Millions of students who enroll in college are assessed as not ready for college-level classes in at least one subject area. These students must take and pass developmental, or remedial, classes before they can enroll at the college level in those subjects. In New Jersey and across the United States, around two-thirds of all community college students and around a third of students at four-year colleges require developmental education. The majority never complete their developmental coursework or earn a degree. Several factors drive these low completion rates: many students are underprepared academically; traditional instructional practices are not effective for many students; and nonacademic barriers, like work and financial difficulties, can get in the way.

  1. Developmental education is a major challenge facing low-income college students in New Jersey and across the country.
  2. Students face a variety of barriers, but there is a lot of innovation in postsecondary institutions and growing evidence about what works to overcome those barriers.
  3. The strongest programs are comprehensive programs that combine opportunity and obligation to address multiple student barriers.

MDRC has evaluated many programs for students in development education.

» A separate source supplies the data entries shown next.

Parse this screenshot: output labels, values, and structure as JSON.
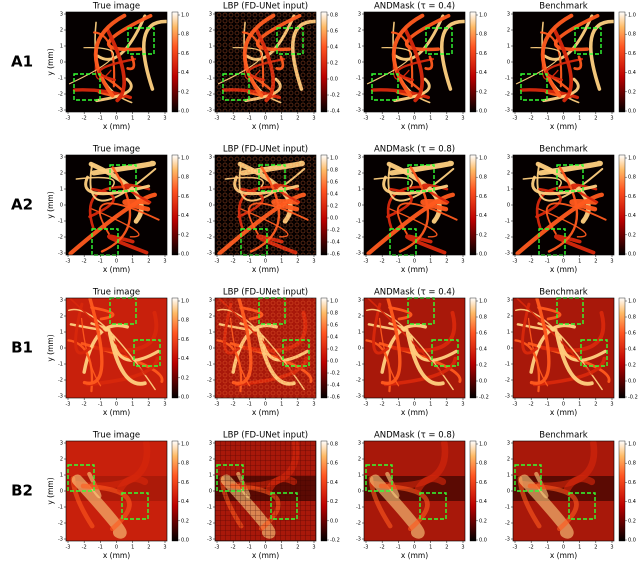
{
  "rows": [
    {
      "label": "A1",
      "panels": [
        {
          "title": "True image",
          "x_label": "x (mm)",
          "y_label": "y (mm)",
          "x_ticks": [
            -3,
            -2,
            -1,
            0,
            1,
            2,
            3
          ],
          "y_ticks": [
            -3,
            -2,
            -1,
            0,
            1,
            2,
            3
          ],
          "colorbar_ticks": [
            "0.0",
            "0.2",
            "0.4",
            "0.6",
            "0.8",
            "1.0"
          ]
        },
        {
          "title": "LBP (FD-UNet input)",
          "x_label": "x (mm)",
          "x_ticks": [
            -3,
            -2,
            -1,
            0,
            1,
            2,
            3
          ],
          "y_ticks": [
            -3,
            -2,
            -1,
            0,
            1,
            2,
            3
          ],
          "colorbar_ticks": [
            "-0.4",
            "-0.2",
            "0.0",
            "0.2",
            "0.4",
            "0.6",
            "0.8"
          ]
        },
        {
          "title": "ANDMask (τ = 0.4)",
          "x_label": "x (mm)",
          "x_ticks": [
            -3,
            -2,
            -1,
            0,
            1,
            2,
            3
          ],
          "y_ticks": [
            -3,
            -2,
            -1,
            0,
            1,
            2,
            3
          ],
          "colorbar_ticks": [
            "0.0",
            "0.2",
            "0.4",
            "0.6",
            "0.8",
            "1.0"
          ]
        },
        {
          "title": "Benchmark",
          "x_label": "x (mm)",
          "x_ticks": [
            -3,
            -2,
            -1,
            0,
            1,
            2,
            3
          ],
          "y_ticks": [
            -3,
            -2,
            -1,
            0,
            1,
            2,
            3
          ],
          "colorbar_ticks": [
            "0.0",
            "0.2",
            "0.4",
            "0.6",
            "0.8",
            "1.0"
          ]
        }
      ]
    },
    {
      "label": "A2",
      "panels": [
        {
          "title": "True image",
          "x_label": "x (mm)",
          "y_label": "y (mm)",
          "x_ticks": [
            -3,
            -2,
            -1,
            0,
            1,
            2,
            3
          ],
          "y_ticks": [
            -3,
            -2,
            -1,
            0,
            1,
            2,
            3
          ],
          "colorbar_ticks": [
            "0.0",
            "0.2",
            "0.4",
            "0.6",
            "0.8",
            "1.0"
          ]
        },
        {
          "title": "LBP (FD-UNet input)",
          "x_label": "x (mm)",
          "x_ticks": [
            -3,
            -2,
            -1,
            0,
            1,
            2,
            3
          ],
          "y_ticks": [
            -3,
            -2,
            -1,
            0,
            1,
            2,
            3
          ],
          "colorbar_ticks": [
            "-0.6",
            "-0.4",
            "-0.2",
            "0.0",
            "0.2",
            "0.4",
            "0.6",
            "0.8",
            "1.0"
          ]
        },
        {
          "title": "ANDMask (τ = 0.8)",
          "x_label": "x (mm)",
          "x_ticks": [
            -3,
            -2,
            -1,
            0,
            1,
            2,
            3
          ],
          "y_ticks": [
            -3,
            -2,
            -1,
            0,
            1,
            2,
            3
          ],
          "colorbar_ticks": [
            "0.0",
            "0.2",
            "0.4",
            "0.6",
            "0.8",
            "1.0"
          ]
        },
        {
          "title": "Benchmark",
          "x_label": "x (mm)",
          "x_ticks": [
            -3,
            -2,
            -1,
            0,
            1,
            2,
            3
          ],
          "y_ticks": [
            -3,
            -2,
            -1,
            0,
            1,
            2,
            3
          ],
          "colorbar_ticks": [
            "0.0",
            "0.2",
            "0.4",
            "0.6",
            "0.8",
            "1.0"
          ]
        }
      ]
    },
    {
      "label": "B1",
      "panels": [
        {
          "title": "True image",
          "x_label": "x (mm)",
          "y_label": "y (mm)",
          "x_ticks": [
            -3,
            -2,
            -1,
            0,
            1,
            2,
            3
          ],
          "y_ticks": [
            -3,
            -2,
            -1,
            0,
            1,
            2,
            3
          ],
          "colorbar_ticks": [
            "0.0",
            "0.2",
            "0.4",
            "0.6",
            "0.8",
            "1.0"
          ]
        },
        {
          "title": "LBP (FD-UNet input)",
          "x_label": "x (mm)",
          "x_ticks": [
            -3,
            -2,
            -1,
            0,
            1,
            2,
            3
          ],
          "y_ticks": [
            -3,
            -2,
            -1,
            0,
            1,
            2,
            3
          ],
          "colorbar_ticks": [
            "-0.6",
            "-0.4",
            "-0.2",
            "0.0",
            "0.2",
            "0.4",
            "0.6",
            "0.8",
            "1.0"
          ]
        },
        {
          "title": "ANDMask (τ = 0.4)",
          "x_label": "x (mm)",
          "x_ticks": [
            -3,
            -2,
            -1,
            0,
            1,
            2,
            3
          ],
          "y_ticks": [
            -3,
            -2,
            -1,
            0,
            1,
            2,
            3
          ],
          "colorbar_ticks": [
            "-0.2",
            "0.0",
            "0.2",
            "0.4",
            "0.6",
            "0.8",
            "1.0"
          ]
        },
        {
          "title": "Benchmark",
          "x_label": "x (mm)",
          "x_ticks": [
            -3,
            -2,
            -1,
            0,
            1,
            2,
            3
          ],
          "y_ticks": [
            -3,
            -2,
            -1,
            0,
            1,
            2,
            3
          ],
          "colorbar_ticks": [
            "-0.2",
            "0.0",
            "0.2",
            "0.4",
            "0.6",
            "0.8",
            "1.0"
          ]
        }
      ]
    },
    {
      "label": "B2",
      "panels": [
        {
          "title": "True image",
          "x_label": "x (mm)",
          "y_label": "y (mm)",
          "x_ticks": [
            -3,
            -2,
            -1,
            0,
            1,
            2,
            3
          ],
          "y_ticks": [
            -3,
            -2,
            -1,
            0,
            1,
            2,
            3
          ],
          "colorbar_ticks": [
            "0.0",
            "0.2",
            "0.4",
            "0.6",
            "0.8",
            "1.0"
          ]
        },
        {
          "title": "LBP (FD-UNet input)",
          "x_label": "x (mm)",
          "x_ticks": [
            -3,
            -2,
            -1,
            0,
            1,
            2,
            3
          ],
          "y_ticks": [
            -3,
            -2,
            -1,
            0,
            1,
            2,
            3
          ],
          "colorbar_ticks": [
            "-0.2",
            "0.0",
            "0.2",
            "0.4",
            "0.6",
            "0.8"
          ]
        },
        {
          "title": "ANDMask (τ = 0.8)",
          "x_label": "x (mm)",
          "x_ticks": [
            -3,
            -2,
            -1,
            0,
            1,
            2,
            3
          ],
          "y_ticks": [
            -3,
            -2,
            -1,
            0,
            1,
            2,
            3
          ],
          "colorbar_ticks": [
            "0.0",
            "0.2",
            "0.4",
            "0.6",
            "0.8",
            "1.0"
          ]
        },
        {
          "title": "Benchmark",
          "x_label": "x (mm)",
          "x_ticks": [
            -3,
            -2,
            -1,
            0,
            1,
            2,
            3
          ],
          "y_ticks": [
            -3,
            -2,
            -1,
            0,
            1,
            2,
            3
          ],
          "colorbar_ticks": [
            "0.0",
            "0.2",
            "0.4",
            "0.6",
            "0.8",
            "1.0"
          ]
        }
      ]
    }
  ]
}
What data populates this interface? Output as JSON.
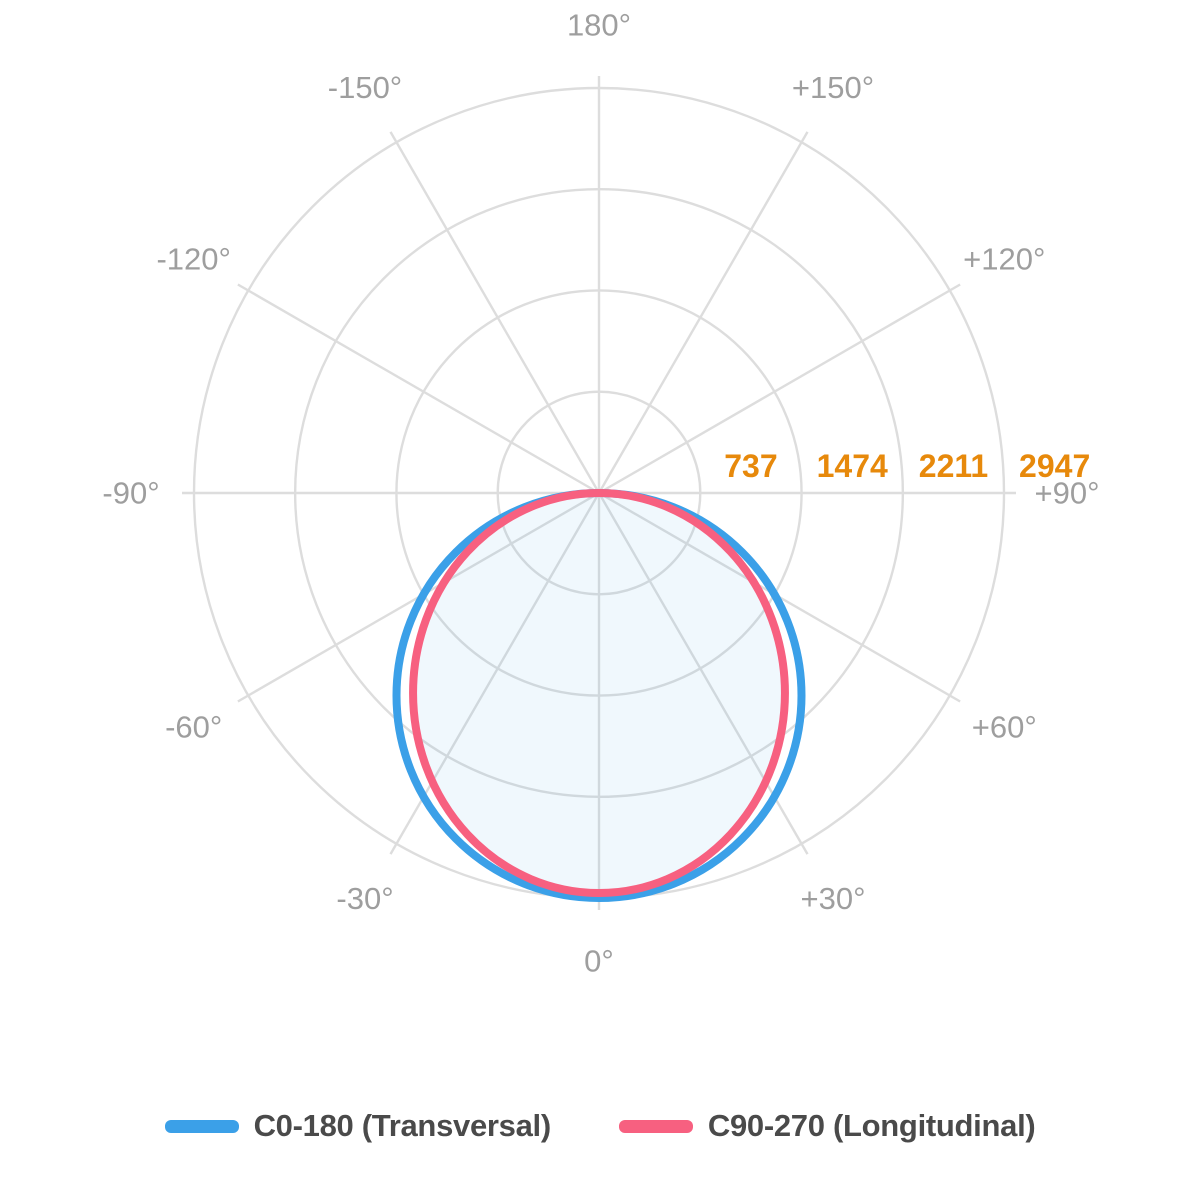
{
  "chart_data": {
    "type": "line",
    "variant": "polar photometric curve (luminous intensity distribution)",
    "title": "",
    "orientation": "0° at bottom (nadir), 180° at top, -90° left, +90° right",
    "angle_axis": {
      "step_deg": 30,
      "labels": [
        {
          "deg": 0,
          "label": "0°"
        },
        {
          "deg": 30,
          "label": "+30°"
        },
        {
          "deg": 60,
          "label": "+60°"
        },
        {
          "deg": 90,
          "label": "+90°"
        },
        {
          "deg": 120,
          "label": "+120°"
        },
        {
          "deg": 150,
          "label": "+150°"
        },
        {
          "deg": 180,
          "label": "180°"
        },
        {
          "deg": -150,
          "label": "-150°"
        },
        {
          "deg": -120,
          "label": "-120°"
        },
        {
          "deg": -90,
          "label": "-90°"
        },
        {
          "deg": -60,
          "label": "-60°"
        },
        {
          "deg": -30,
          "label": "-30°"
        }
      ]
    },
    "radius_axis": {
      "ticks": [
        737,
        1474,
        2211,
        2947
      ],
      "max": 2947,
      "label_color": "#e7890b"
    },
    "gamma_deg": [
      -90,
      -75,
      -60,
      -45,
      -30,
      -15,
      0,
      15,
      30,
      45,
      60,
      75,
      90
    ],
    "series": [
      {
        "name": "C0-180 (Transversal)",
        "color": "#3ba0e8",
        "values": [
          0,
          763,
          1474,
          2084,
          2552,
          2847,
          2947,
          2847,
          2552,
          2084,
          1474,
          763,
          0
        ],
        "shape": {
          "kind": "circle",
          "diameter_units": 2947
        }
      },
      {
        "name": "C90-270 (Longitudinal)",
        "color": "#f76080",
        "fill_color": "rgba(59,160,232,0.08)",
        "values": [
          0,
          657,
          1302,
          1908,
          2426,
          2783,
          2911,
          2783,
          2426,
          1908,
          1302,
          657,
          0
        ],
        "shape": {
          "kind": "ellipse",
          "width_units": 2706,
          "depth_units": 2911
        }
      }
    ],
    "grid": {
      "color": "#dddddd",
      "angle_label_color": "#9e9e9e",
      "grid_on": true
    },
    "legend_position": "bottom"
  },
  "legend": {
    "items": [
      {
        "label": "C0-180 (Transversal)",
        "color": "#3ba0e8"
      },
      {
        "label": "C90-270 (Longitudinal)",
        "color": "#f76080"
      }
    ]
  }
}
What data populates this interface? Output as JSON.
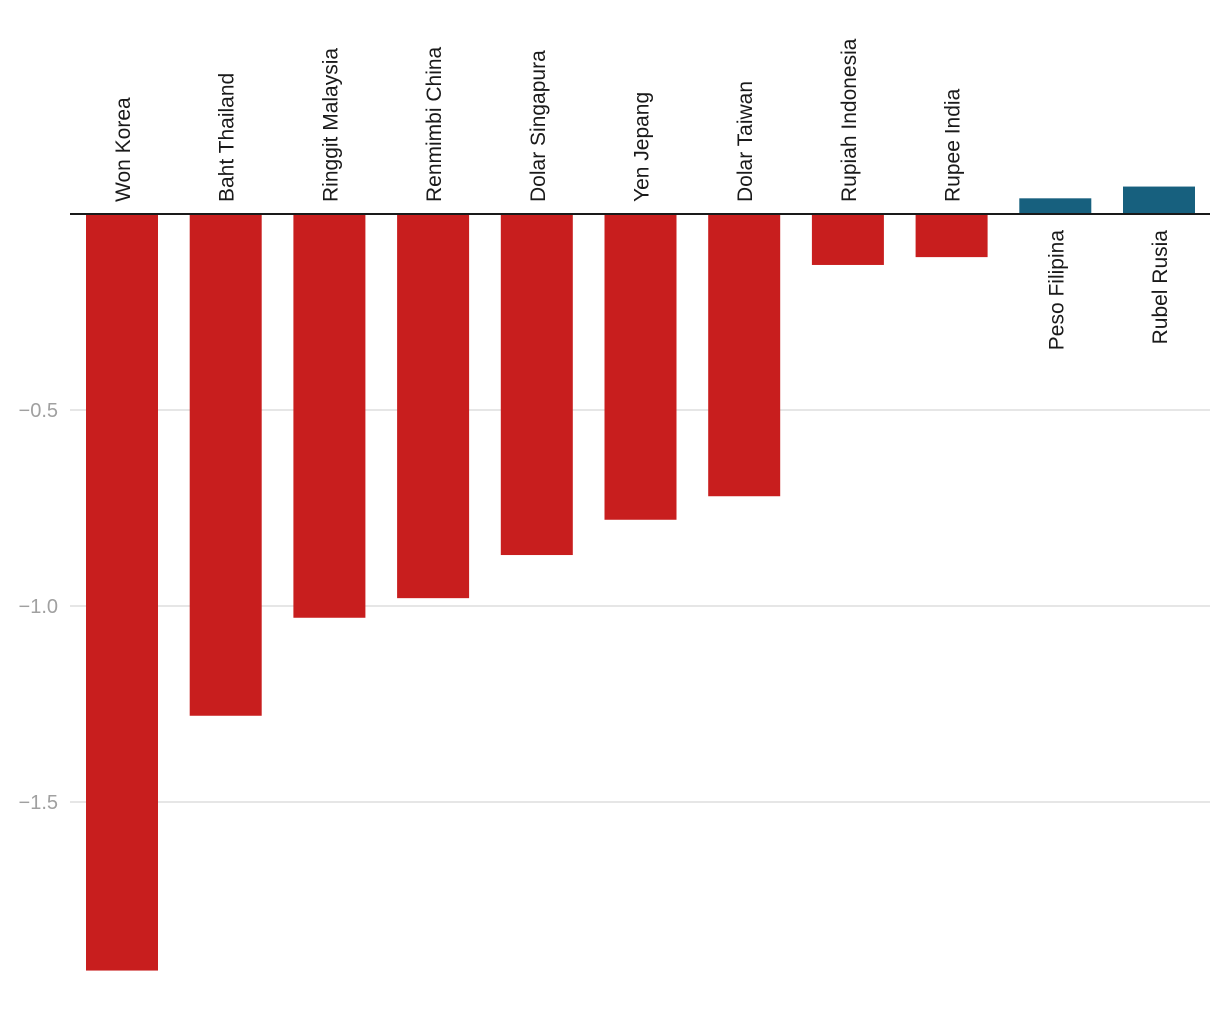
{
  "chart_data": {
    "type": "bar",
    "title": "",
    "xlabel": "",
    "ylabel": "",
    "categories": [
      "Won Korea",
      "Baht Thailand",
      "Ringgit Malaysia",
      "Renmimbi China",
      "Dolar Singapura",
      "Yen Jepang",
      "Dolar Taiwan",
      "Rupiah Indonesia",
      "Rupee India",
      "Peso Filipina",
      "Rubel Rusia"
    ],
    "values": [
      -1.93,
      -1.28,
      -1.03,
      -0.98,
      -0.87,
      -0.78,
      -0.72,
      -0.13,
      -0.11,
      0.04,
      0.07
    ],
    "ylim": [
      -1.93,
      0.07
    ],
    "yticks": [
      -0.5,
      -1.0,
      -1.5
    ],
    "ytick_labels": [
      "−0.5",
      "−1.0",
      "−1.5"
    ],
    "grid": true,
    "colors": {
      "negative": "#c81e1e",
      "positive": "#17607e",
      "zero_line": "#1a1a1a",
      "grid": "#dddddd",
      "tick_text": "#a0a0a0",
      "label_text": "#1a1a1a"
    }
  }
}
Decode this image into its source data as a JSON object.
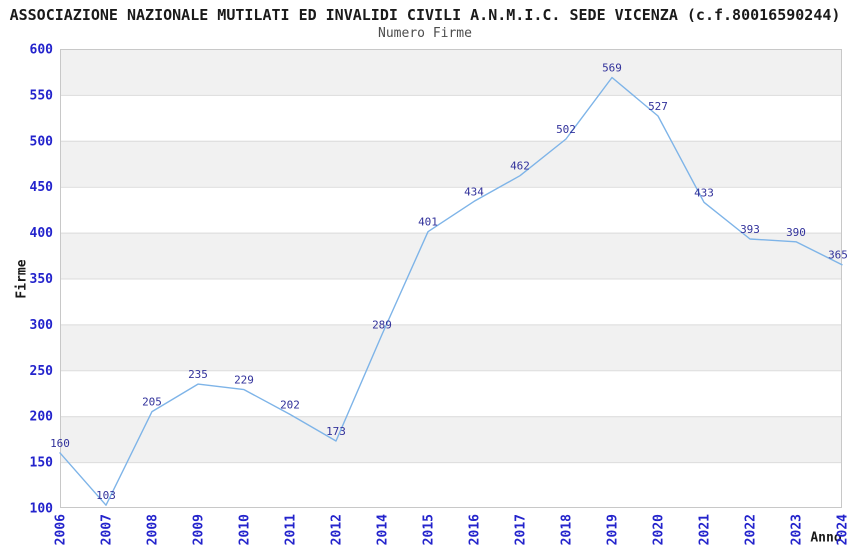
{
  "chart_data": {
    "type": "line",
    "title": "ASSOCIAZIONE NAZIONALE MUTILATI ED INVALIDI CIVILI A.N.M.I.C. SEDE VICENZA (c.f.80016590244)",
    "subtitle": "Numero Firme",
    "xlabel": "Anno",
    "ylabel": "Firme",
    "categories": [
      "2006",
      "2007",
      "2008",
      "2009",
      "2010",
      "2011",
      "2012",
      "2014",
      "2015",
      "2016",
      "2017",
      "2018",
      "2019",
      "2020",
      "2021",
      "2022",
      "2023",
      "2024"
    ],
    "values": [
      160,
      103,
      205,
      235,
      229,
      202,
      173,
      289,
      401,
      434,
      462,
      502,
      569,
      527,
      433,
      393,
      390,
      365
    ],
    "ylim": [
      100,
      600
    ],
    "ytick_step": 50,
    "grid": "horizontal-bands",
    "legend": "none",
    "point_labels_visible": true,
    "colors": {
      "line": "#7EB4E8",
      "point_label": "#32329B",
      "tick_label": "#2323CC",
      "band": "#F1F1F1",
      "gridline": "#DBDBDB",
      "plot_border": "#C8C8C8",
      "title": "#1A1A1A",
      "subtitle": "#4D4D4D",
      "axis_title": "#1A1A1A",
      "background": "#FFFFFF"
    }
  }
}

These programs include learning communities, in which groups of students assigned to developmental education are placed together in two or more courses with aligned content and extra support; financial incentives tied to completing developmental courses and meeting with tutors; reforms that seek to accelerate students through developmental education; instructional changes to the way developmental courses are taught; prematriculation programs that seek to improve students’ skills before they enroll in college; and comprehensive programs that combine various strategies. When we look across these studies, we find that most short-term programs produce modest, short-term results. When several programmatic features are combined into an integrated strategy, though, and when students experience them semester after semester, the total effect can be dramatic. The most effective program we’ve studied is the Accelerated Study in Associate Programs, known as ASAP, a three-year community college program that was designed, developed, and implemented by the City University of New York (CUNY).